A personal high point was the opportunity to present from the podium the lessons learned by our colorectal surgery group at Massachusetts General Hospital, Boston, in the course of the rollout of a new Enhanced Recovery After Surgery (ERAS) pathway for patients. It is a controversial topic, and spirited debate ensued. Some attendees were shocked by the idea of a 24-hour, inhospital recovery following laparoscopic colectomy. The Japanese tend to recover patients in hospitals for much longer periods, in part because they do not have a system of rehabilitation facilities after surgery or visiting nurses. Many perspectives were shared, and the presentation served as an excellent example of the kind of intellectual cross-fertilization that the Traveling Fellowship is intended to promote. I also took the opportunity to present grand rounds on ERAS during my visits to Tokyo and Kyoto, and the experience was memorable and engaging on each occasion.

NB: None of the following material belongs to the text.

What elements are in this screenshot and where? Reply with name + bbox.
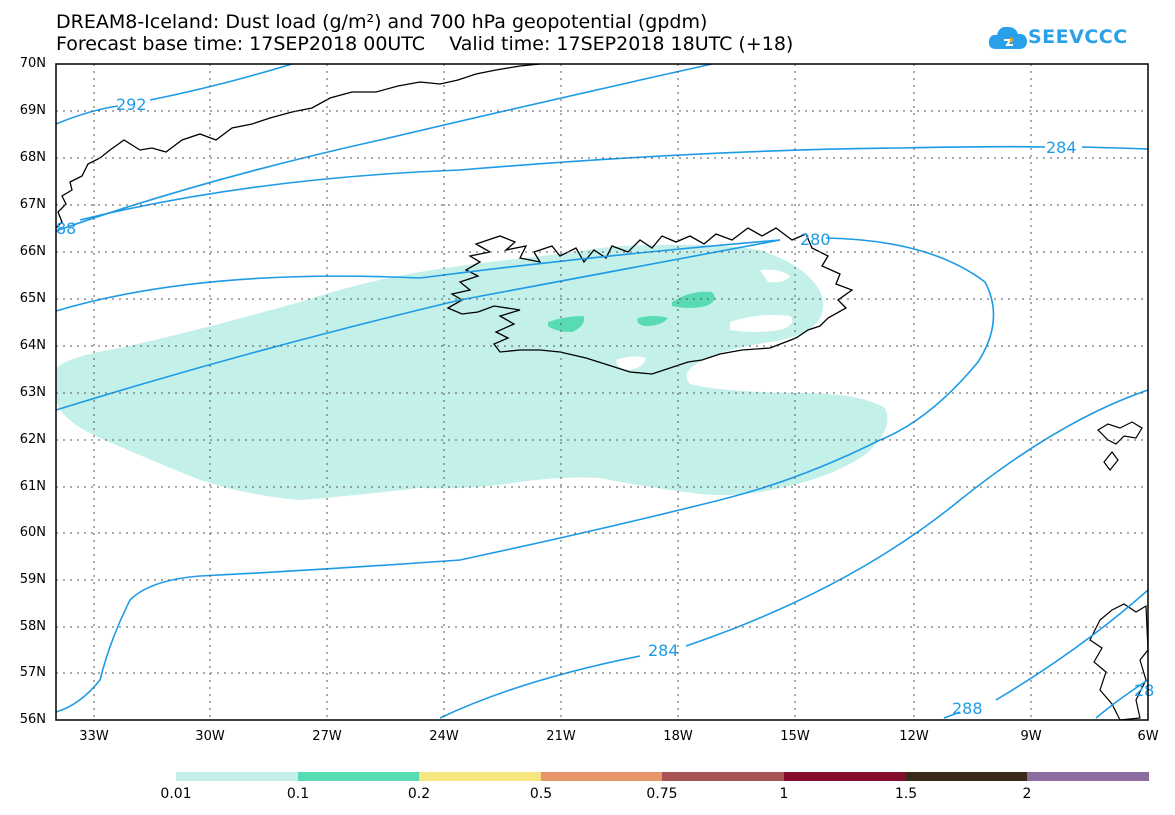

In Osaka, I had the opportunity to explore nearby temples, restaurants, and culture on a comprehensive itinerary arranged by the organizers of the meeting. Osaka has been known for centuries as the “kitchen of Japan,” and is known for kuidaore, meaning “ruin oneself by one’s extravagance in food.”
Kyoto University Hospital
I concluded my visit with four days in Kyoto, a beautiful city of haunting and majestic temples. While there, I had the privilege of visiting and observing operations at the Gastrointestinal Surgery Department of Kyoto University Hospita. My hosts were Prof. Yoshiharu Sakai, MD, FACS, and assistant professor Shigeo Hisamori, MD, FACS, who went out of their way to introduce me to their colleagues and to arrange for me to observe a series of masterful laparoscopic operations on difficult and complex cases.
Particularly impressive was a carefully executed D3 lymph node dissection, which junior associate professor Kenji Kawada, MD, performed on a patient with advanced sigmoid cancer, while associate professor Kazutaka Obama, MD, performed a simultaneous resection on a synchronous gastric cancer in the same patient. Colorectal surgeons in the West have been reembracing the idea of D3 dissection, relabeled as “complete mesocolic excision,” but Japanese surgeons remain world experts at properly performed and anatomically detailed lymph node harvests in various gastrointestinal node basins.
I had many memorable evenings in Japan, including a wonderful dinner of Japanese barbeque in Kyoto with Prof. Kyoichi Takaori, MD, PhD, FACS, president of the International Association of Surgeons, Gastroenterologists and Oncologists, and his remarkable wife Terue; and a delightful farewell dinner, hosted by Dr. Hisamori and his colleagues, Shigeru Tsunoda, MD, PhD; Riki Ganeko, MD; and Keiko Kasahara, MD.
I am deeply honored and grateful to each and every individual I met and am deeply humbled by the hospitality shown to me in this ancient and beautiful, yet very modern, country. I look forward to maintaining these friendships and professional relationships for years to come and to sharing among colleagues in the U.S. the surgical approaches, techniques, and perspectives I encountered on this trip.
*Fujita S, Mizusawa J, Kanemitsu Y, et al. Mesorectal excision with or without lateral lymph node dissection for clinical stage II/III lower rectal cancer (JCOG0212): A multicenter, randomized controlled, noninferiority trial. Ann Surg. 2017;266(2):201-207.